Turkish scene text recognition: Introducing extensive real and synthetic datasets and a novel recognition model


Yıldız S.

Engineering Science and Technology, an International Journal, cilt.60, 2024 (SCI-Expanded) identifier

  • Yayın Türü: Makale / Tam Makale
  • Cilt numarası: 60
  • Basım Tarihi: 2024
  • Doi Numarası: 10.1016/j.jestch.2024.101881
  • Dergi Adı: Engineering Science and Technology, an International Journal
  • Derginin Tarandığı İndeksler: Science Citation Index Expanded (SCI-EXPANDED), Scopus, INSPEC, Directory of Open Access Journals
  • Anahtar Kelimeler: Patch masking, Position attention, Scene text recognition dataset, Synthetic scene text recognition dataset, Vision transformers
  • Yıldız Teknik Üniversitesi Adresli: Evet

Özet

In the advancing field of computer vision, scene text recognition (STR) has been progressively gaining prominence. Despite this progress, the lack of a comprehensive study or a suitable dataset for STR, particularly for languages like Turkish, stands out. Existing datasets, regardless of the language, tend to grapple with issues such as limited sample quantity and high noise levels, which considerably restrict the progression and overall efficacy of STR research and applications. Addressing these shortcomings, we introduce the Turkish Scene Text Recognition (TS-TR) dataset, one of the most substantial STR datasets to date, comprising 7288 text instances. In addition, we propose the Synthetic Turkish Scene Text Recognition (STS-TR) dataset, an enormous collection of 12 million samples created using a novel histogram-based method, more efficient than common synthetic data generation methods.
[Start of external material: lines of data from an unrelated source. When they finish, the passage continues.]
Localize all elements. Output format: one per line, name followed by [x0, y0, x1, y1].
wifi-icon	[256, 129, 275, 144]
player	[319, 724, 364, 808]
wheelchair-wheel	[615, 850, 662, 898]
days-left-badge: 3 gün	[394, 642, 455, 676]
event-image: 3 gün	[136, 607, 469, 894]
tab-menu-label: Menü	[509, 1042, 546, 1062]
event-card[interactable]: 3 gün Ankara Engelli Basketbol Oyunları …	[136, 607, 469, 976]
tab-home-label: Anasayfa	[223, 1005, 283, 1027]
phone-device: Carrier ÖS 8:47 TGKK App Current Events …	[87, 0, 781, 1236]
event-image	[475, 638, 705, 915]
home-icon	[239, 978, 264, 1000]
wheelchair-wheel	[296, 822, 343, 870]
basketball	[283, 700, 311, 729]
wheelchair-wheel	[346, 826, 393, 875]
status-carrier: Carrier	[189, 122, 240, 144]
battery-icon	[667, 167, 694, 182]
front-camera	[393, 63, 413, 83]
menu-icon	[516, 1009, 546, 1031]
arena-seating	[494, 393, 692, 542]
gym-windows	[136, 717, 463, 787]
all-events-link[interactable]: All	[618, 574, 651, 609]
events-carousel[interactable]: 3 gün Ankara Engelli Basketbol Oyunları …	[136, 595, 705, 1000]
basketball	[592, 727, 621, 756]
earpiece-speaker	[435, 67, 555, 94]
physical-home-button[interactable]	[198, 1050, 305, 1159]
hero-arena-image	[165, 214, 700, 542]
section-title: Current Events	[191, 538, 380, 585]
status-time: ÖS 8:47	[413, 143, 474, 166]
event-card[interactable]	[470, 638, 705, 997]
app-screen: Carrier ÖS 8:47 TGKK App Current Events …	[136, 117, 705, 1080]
Moreover, we present a novel recognition model, the Masked Vision Transformer for Text Recognition (MViT-TR), which achieves a word accuracy of 94.42% on the challenging TS-TR test dataset, underlining its robustness and performance efficacy. We extend our investigation to the influence of synthetic datasets, the utilization of patch masking, and the function of the position attention module on recognition performance. To foster future STR research, we have made all datasets and source codes publicly available.